Cette fois, elle ne prenait pas de pincettes. Pas plus qu'elle ne faisait attention à qui pouvait l'entendre.

— Si c'est le gars qui a buté Max...

Francky resta silencieux. L'assassin japonais qu'il était avait été clair : il gardait sa dernière case pour l'assassin de Maxim. Nolan était arrivé après et le type qui avait tué Max était toujours dans la nature. La priorité de Francky n'était donc pas de venger Nolan, mais Maxim. Sauf que Maxim était mort et Nolan encore en vie. Pour le moment...

— Laisse tomber, va, conclut-elle en prenant la fuite dans le couloir de l'hôpital.

Elle ignorait où aller. L'hôpital était grand. Très. Cependant, même si elle voulait mettre de la distance entre Francky et elle, elle ne voulait pas s'éloigner de son petit ami. C'était pour lui qu'elle était là, après tout !

Elle entra dans les toilettes. Après une seconde à observer ses mains tremblantes, Valentina décida de se passer un bon coup d'eau froide sur le visage. La fatigue et le stress la rendait plus agressive qu'elle ne le voulait. Francky n'était pour rien dans toute cette histoire. Elle devrait s'excuser auprès de lui.

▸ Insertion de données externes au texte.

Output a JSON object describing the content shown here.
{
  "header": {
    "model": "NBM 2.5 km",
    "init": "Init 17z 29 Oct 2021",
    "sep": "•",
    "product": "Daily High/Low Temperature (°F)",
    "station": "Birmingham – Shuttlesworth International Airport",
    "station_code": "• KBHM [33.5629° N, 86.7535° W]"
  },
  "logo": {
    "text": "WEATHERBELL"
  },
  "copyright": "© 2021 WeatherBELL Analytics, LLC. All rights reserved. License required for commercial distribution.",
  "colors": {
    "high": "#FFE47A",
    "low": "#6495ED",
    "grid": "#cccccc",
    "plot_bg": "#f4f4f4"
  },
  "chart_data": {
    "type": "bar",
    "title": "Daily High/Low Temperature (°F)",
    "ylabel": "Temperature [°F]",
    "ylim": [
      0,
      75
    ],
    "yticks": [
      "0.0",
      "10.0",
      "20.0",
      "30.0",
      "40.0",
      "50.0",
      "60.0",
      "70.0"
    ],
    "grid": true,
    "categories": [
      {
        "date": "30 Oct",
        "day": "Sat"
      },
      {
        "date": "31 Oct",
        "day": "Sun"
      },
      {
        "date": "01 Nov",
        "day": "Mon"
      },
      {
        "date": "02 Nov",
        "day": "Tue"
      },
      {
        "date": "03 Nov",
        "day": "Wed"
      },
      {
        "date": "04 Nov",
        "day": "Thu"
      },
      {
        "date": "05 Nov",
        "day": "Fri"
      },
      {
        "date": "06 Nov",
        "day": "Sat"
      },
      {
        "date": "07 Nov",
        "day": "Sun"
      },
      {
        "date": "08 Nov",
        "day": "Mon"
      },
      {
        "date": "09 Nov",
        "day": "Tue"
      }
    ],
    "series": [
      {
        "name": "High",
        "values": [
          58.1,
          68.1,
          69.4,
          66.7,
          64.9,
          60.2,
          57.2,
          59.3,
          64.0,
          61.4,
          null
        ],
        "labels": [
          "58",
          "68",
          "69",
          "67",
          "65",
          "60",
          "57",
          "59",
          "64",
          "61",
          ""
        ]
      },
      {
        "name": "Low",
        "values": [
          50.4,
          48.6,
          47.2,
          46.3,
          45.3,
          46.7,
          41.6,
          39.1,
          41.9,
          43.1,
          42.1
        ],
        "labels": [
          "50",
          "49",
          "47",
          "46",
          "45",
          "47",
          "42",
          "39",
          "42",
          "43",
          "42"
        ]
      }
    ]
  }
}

Elle s'aspergea une nouvelle fois, puis pris le chemin de retour vers la salle de réveil.

— Où est Tina ? entendit-elle soudain. Où elle est ?

Son cœur gonfla dans sa poitrine jusqu'à lui faire mal et des larmes montèrent dans ses yeux. Elle se précipita vers la pseudo chambre.

— Je suis là ! dit-elle en passant le seuil.

— Tina ?

Nolan était toujours sanglé à son lit. Même sa tête était attachée, aussi ne put-il la voir et elle se pencha au-dessus de lui pour se montrer.

— Je suis là, Nolan, souffla-t-elle. Je vais bien. Je t'assure.

Le dernier souvenir de son petit ami devait être la bagarre. Il avait perdu connaissance avant que leurs agresseurs ne déguerpissent. Il ignorait tout ce qu'il s'était passé et devait s'être imaginé des horreurs la concernant. Valentina le comprenait seulement maintenant que Nolan semblait si soulagé de la voir bien portante. Après tout, l'un des types faisaient partie de ceux qui avaient tenté d'agresser Léa. Qu'auraient-ils fait d'elle s'ils n'avaient pas pris la fuite.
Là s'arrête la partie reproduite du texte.